User journey comparison showing failure of all-at-once generation vs success of iterative, component-based construction.
From Hallucination to Engineering: While "all-at-once" generation fails (1), iterative verification allows blind users to construct complex parametric models (2-10).
Key Contribution: A verification paradigm for AI-generated artifacts where users inspect synchronized semantic representations rather than visual output—making trust possible without sight.
03
User-Defined Routines AI Agents Under Review

Authoring the Automation

The Problem

Navigating information-dense interfaces with a screen reader is repetitively exhausting. AI agents promise automation but often act as "black boxes"—taking control away from the user and creating safety risks if they hallucinate.

ScreenRoutine is a system that lets blind users define their own automation routines in natural language, then translates those routines into structured, verifiable programs. Instead of asking a black-box agent to "do it for me," users author Routines—e.g., "Find the cheapest cable"—which the system compiles into semantic blocks: Triggers, Filters, and Actions. This restores agency by putting the user in control of the automation logic.

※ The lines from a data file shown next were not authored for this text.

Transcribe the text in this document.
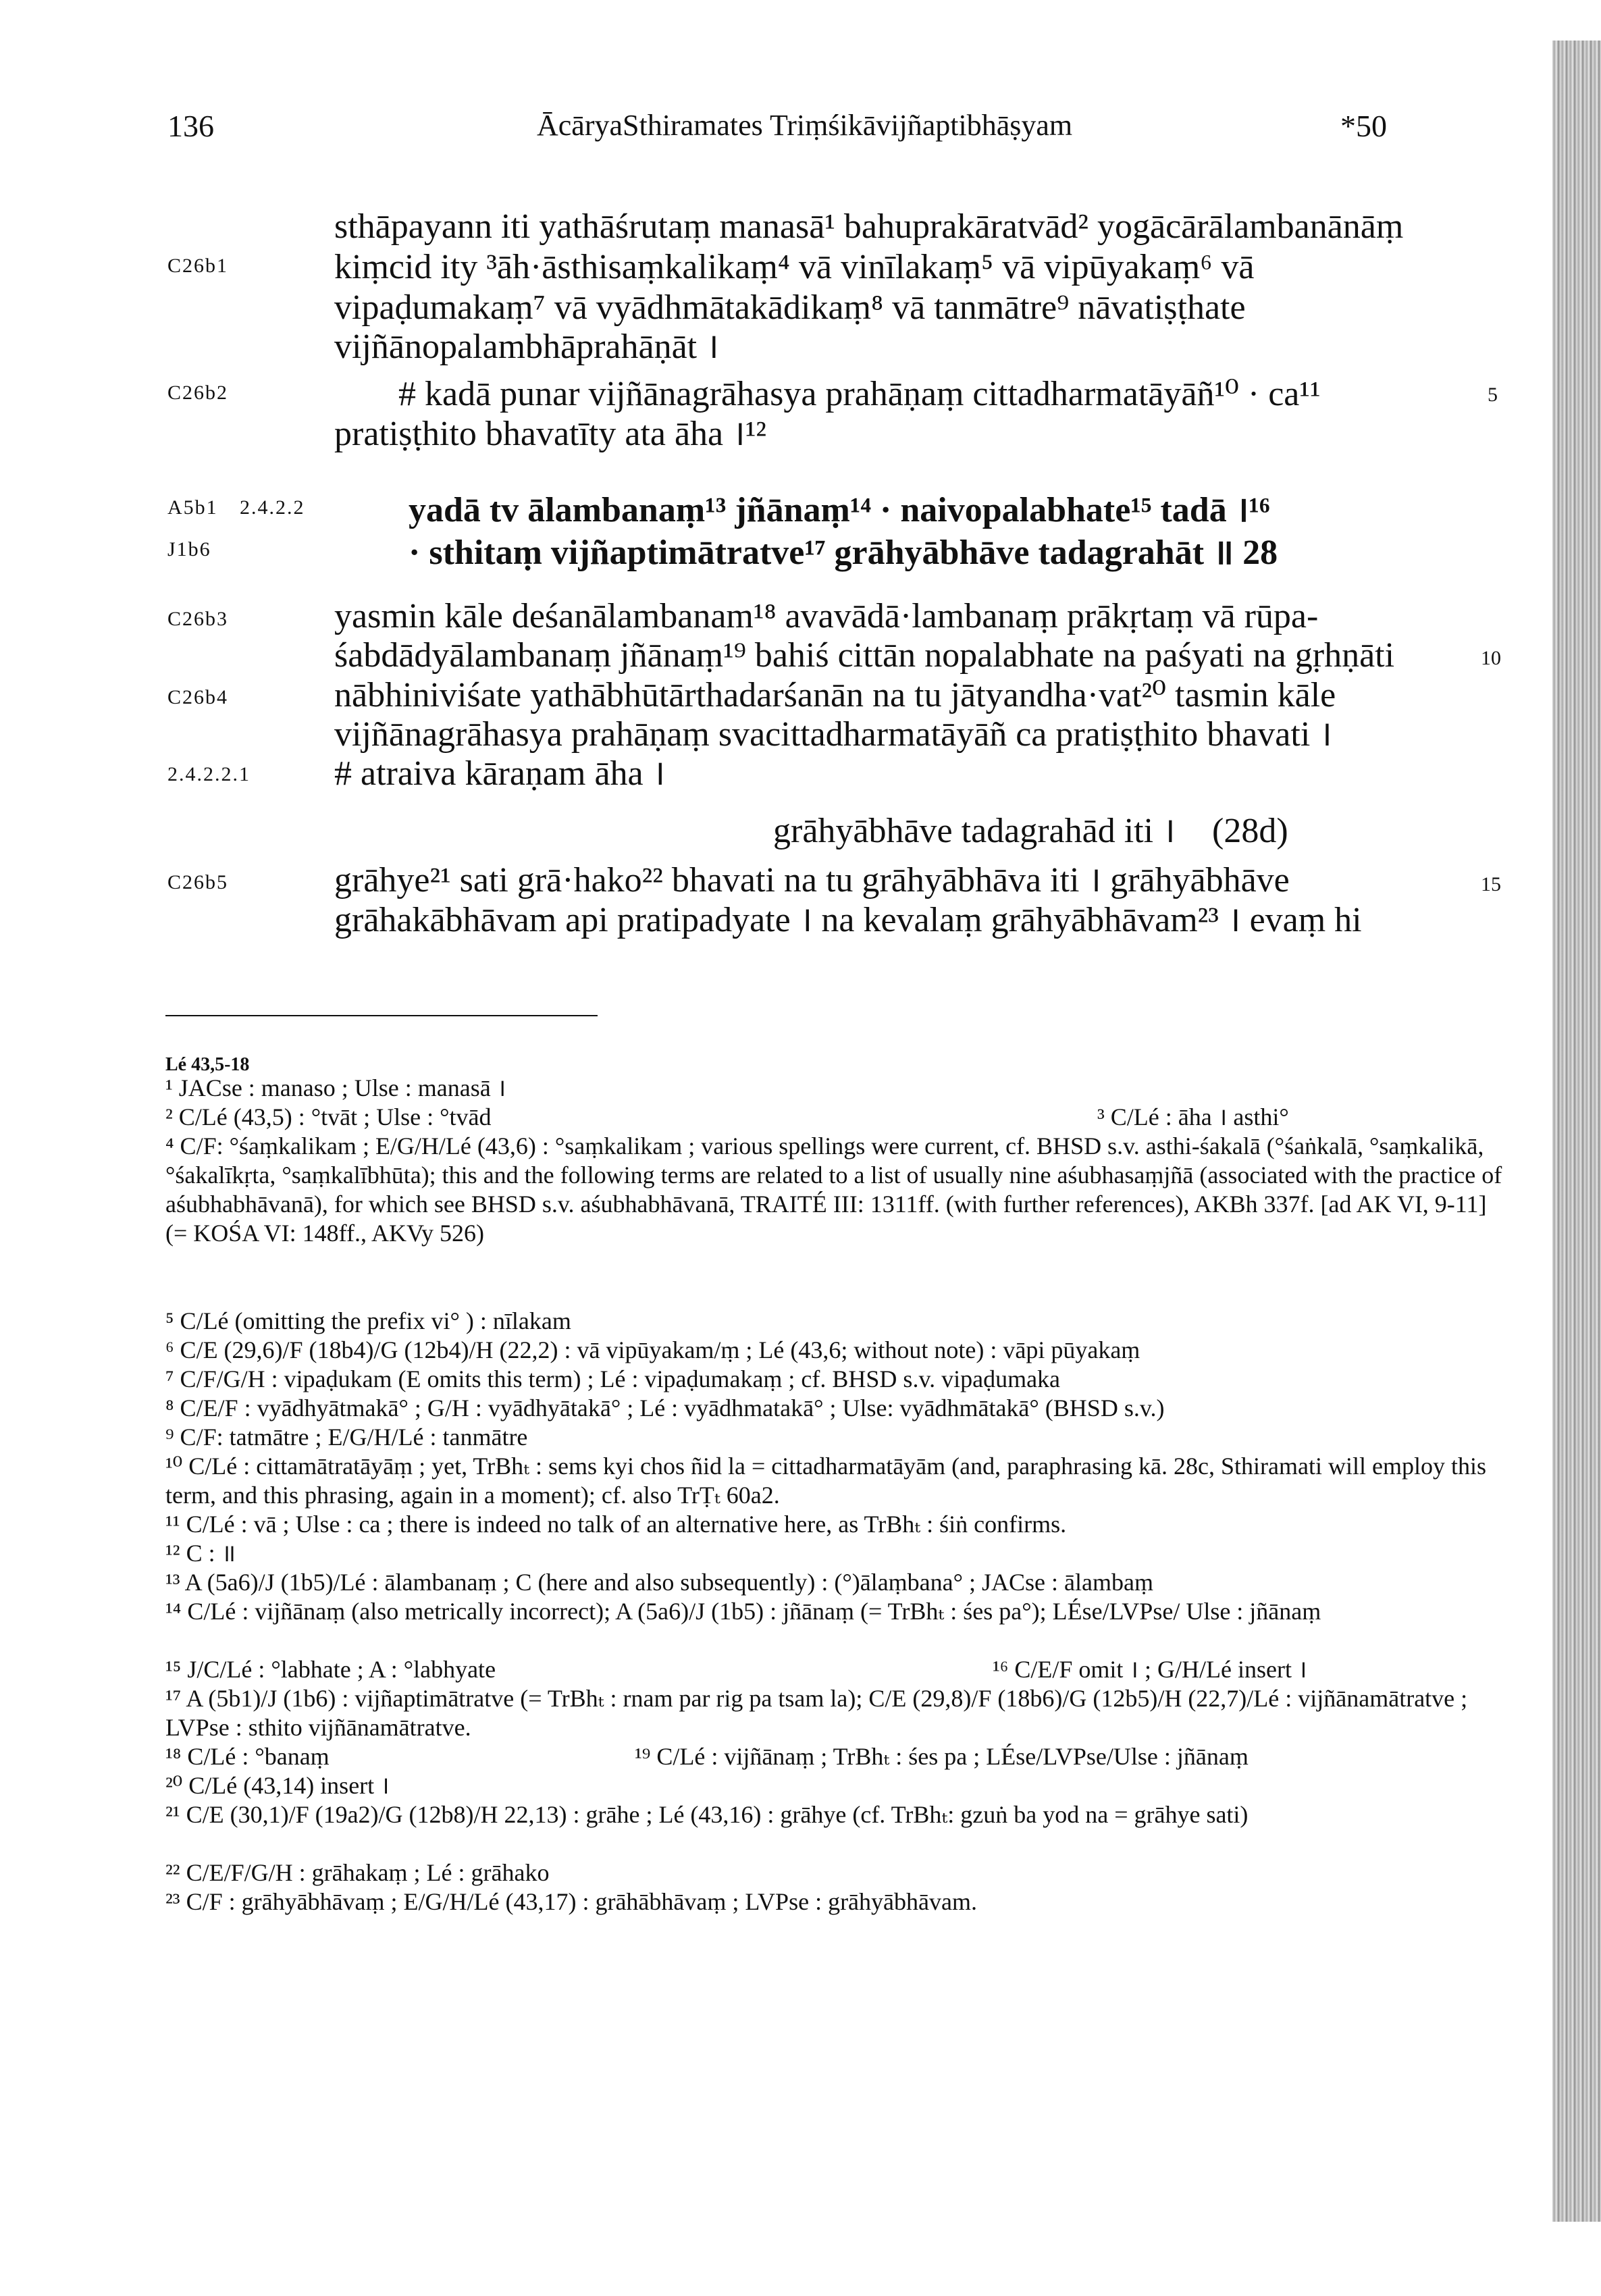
136	ĀcāryaSthiramates Triṃśikāvijñaptibhāṣyam	*50
C26b1
C26b2
A5b1 2.4.2.2
J1b6
C26b3
C26b4
2.4.2.2.1
C26b5
5
10
15
sthāpayann iti yathāśrutaṃ manasā¹ bahuprakāratvād² yogācārālambanānāṃ
kiṃcid ity ³āh·āsthisaṃkalikaṃ⁴ vā vinīlakaṃ⁵ vā vipūyakaṃ⁶ vā
vipaḍumakaṃ⁷ vā vyādhmātakādikaṃ⁸ vā tanmātre⁹ nāvatiṣṭhate
vijñānopalambhāprahāṇāt ।
# kadā punar vijñānagrāhasya prahāṇaṃ cittadharmatāyāñ¹⁰ · ca¹¹
pratiṣṭhito bhavatīty ata āha ।¹²
yadā tv ālambanaṃ¹³ jñānaṃ¹⁴ · naivopalabhate¹⁵ tadā ।¹⁶
· sthitaṃ vijñaptimātratve¹⁷ grāhyābhāve tadagrahāt ॥ 28
yasmin kāle deśanālambanam¹⁸ avavādā·lambanaṃ prākṛtaṃ vā rūpa-
śabdādyālambanaṃ jñānaṃ¹⁹ bahiś cittān nopalabhate na paśyati na gṛhṇāti
nābhiniviśate yathābhūtārthadarśanān na tu jātyandha·vat²⁰ tasmin kāle
vijñānagrāhasya prahāṇaṃ svacittadharmatāyāñ ca pratiṣṭhito bhavati ।
# atraiva kāraṇam āha ।
grāhyābhāve tadagrahād iti । (28d)
grāhye²¹ sati grā·hako²² bhavati na tu grāhyābhāva iti । grāhyābhāve
grāhakābhāvam api pratipadyate । na kevalaṃ grāhyābhāvam²³ । evaṃ hi
Lé 43,5-18
¹ JACse : manaso ; Ulse : manasā ।
² C/Lé (43,5) : °tvāt ; Ulse : °tvād	³ C/Lé : āha । asthi°
⁴ C/F: °śaṃkalikam ; E/G/H/Lé (43,6) : °saṃkalikam ; various spellings were current, cf. BHSD s.v. asthi-śakalā (°śaṅkalā, °saṃkalikā, °śakalīkṛta, °saṃkalībhūta); this and the following terms are related to a list of usually nine aśubhasaṃjñā (associated with the practice of aśubhabhāvanā), for which see BHSD s.v. aśubhabhāvanā, TRAITÉ III: 1311ff. (with further references), AKBh 337f. [ad AK VI, 9-11] (= KOŚA VI: 148ff., AKVy 526)
⁵ C/Lé (omitting the prefix vi° ) : nīlakam
⁶ C/E (29,6)/F (18b4)/G (12b4)/H (22,2) : vā vipūyakam/ṃ ; Lé (43,6; without note) : vāpi pūyakaṃ
⁷ C/F/G/H : vipaḍukam (E omits this term) ; Lé : vipaḍumakaṃ ; cf. BHSD s.v. vipaḍumaka
⁸ C/E/F : vyādhyātmakā° ; G/H : vyādhyātakā° ; Lé : vyādhmatakā° ; Ulse: vyādhmātakā° (BHSD s.v.)
⁹ C/F: tatmātre ; E/G/H/Lé : tanmātre
¹⁰ C/Lé : cittamātratāyāṃ ; yet, TrBhₜ : sems kyi chos ñid la = cittadharmatāyām (and, paraphrasing kā. 28c, Sthiramati will employ this term, and this phrasing, again in a moment); cf. also TrṬₜ 60a2.
¹¹ C/Lé : vā ; Ulse : ca ; there is indeed no talk of an alternative here, as TrBhₜ : śiṅ confirms.
¹² C : ॥
¹³ A (5a6)/J (1b5)/Lé : ālambanaṃ ; C (here and also subsequently) : (°)ālaṃbana° ; JACse : ālambaṃ
¹⁴ C/Lé : vijñānaṃ (also metrically incorrect); A (5a6)/J (1b5) : jñānaṃ (= TrBhₜ : śes pa°); LÉse/LVPse/ Ulse : jñānaṃ
¹⁵ J/C/Lé : °labhate ; A : °labhyate	¹⁶ C/E/F omit । ; G/H/Lé insert ।
¹⁷ A (5b1)/J (1b6) : vijñaptimātratve (= TrBhₜ : rnam par rig pa tsam la); C/E (29,8)/F (18b6)/G (12b5)/H (22,7)/Lé : vijñānamātratve ; LVPse : sthito vijñānamātratve.
¹⁸ C/Lé : °banaṃ	¹⁹ C/Lé : vijñānaṃ ; TrBhₜ : śes pa ; LÉse/LVPse/Ulse : jñānaṃ
²⁰ C/Lé (43,14) insert ।
²¹ C/E (30,1)/F (19a2)/G (12b8)/H 22,13) : grāhe ; Lé (43,16) : grāhye (cf. TrBhₜ: gzuṅ ba yod na = grāhye sati)
²² C/E/F/G/H : grāhakaṃ ; Lé : grāhako
²³ C/F : grāhyābhāvaṃ ; E/G/H/Lé (43,17) : grāhābhāvaṃ ; LVPse : grāhyābhāvam.
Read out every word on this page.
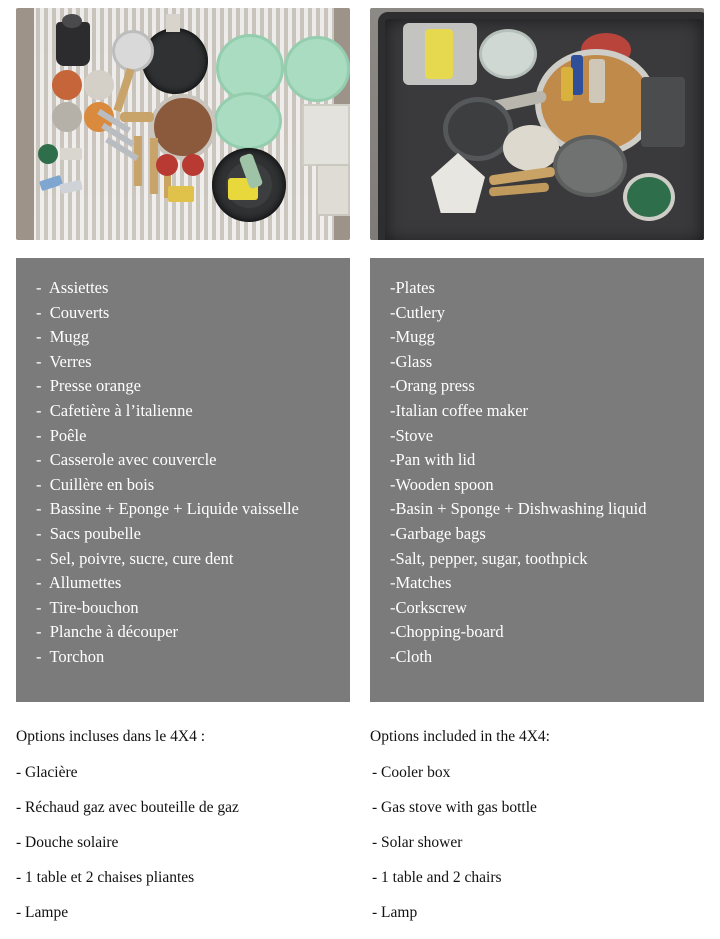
-  Assiettes
-  Couverts
-  Mugg
-  Verres
-  Presse orange
-  Cafetière à l’italienne
-  Poêle
-  Casserole avec couvercle
-  Cuillère en bois
-  Bassine + Eponge + Liquide vaisselle
-  Sacs poubelle
-  Sel, poivre, sucre, cure dent
-  Allumettes
-  Tire-bouchon
-  Planche à découper
-  Torchon
Options incluses dans le 4X4 :
- Glacière
- Réchaud gaz avec bouteille de gaz
- Douche solaire
- 1 table et 2 chaises pliantes
- Lampe
-Plates
-Cutlery
-Mugg
-Glass
-Orang press
-Italian coffee maker
-Stove
-Pan with lid
-Wooden spoon
-Basin + Sponge + Dishwashing liquid
-Garbage bags
-Salt, pepper, sugar, toothpick
-Matches
-Corkscrew
-Chopping-board
-Cloth
Options included in the 4X4:
- Cooler box
- Gas stove with gas bottle
- Solar shower
- 1 table and 2 chairs
- Lamp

ScreenRoutine Workflow: (A) User describes intent in natural language. (B) System translates this into a structured, verifiable routine. (C) The routine executes via standard screen reader navigation. (D) User can refine logic via natural language.
From Intent to Execution: Users speak a goal (A), which transforms into a verifiable routine (B) that drives the screen reader (C).

The Intermediate Representation is the key to trust. Before execution, the user can audit the logic: "Did it interpret 'cheapest' as sorting by price?" If the logic is flawed, they can refine it naturally (e.g., "Actually, sort by length"). By sitting between the user and the application, ScreenRoutine empowers blind users to be the architects of their own automation—combining the flexibility of LLMs with the reliability of deterministic execution.

Key Contribution: A system that shifts the accessibility paradigm from rigid tool use to user-authored AI routines, restoring personal agency in automated workflows.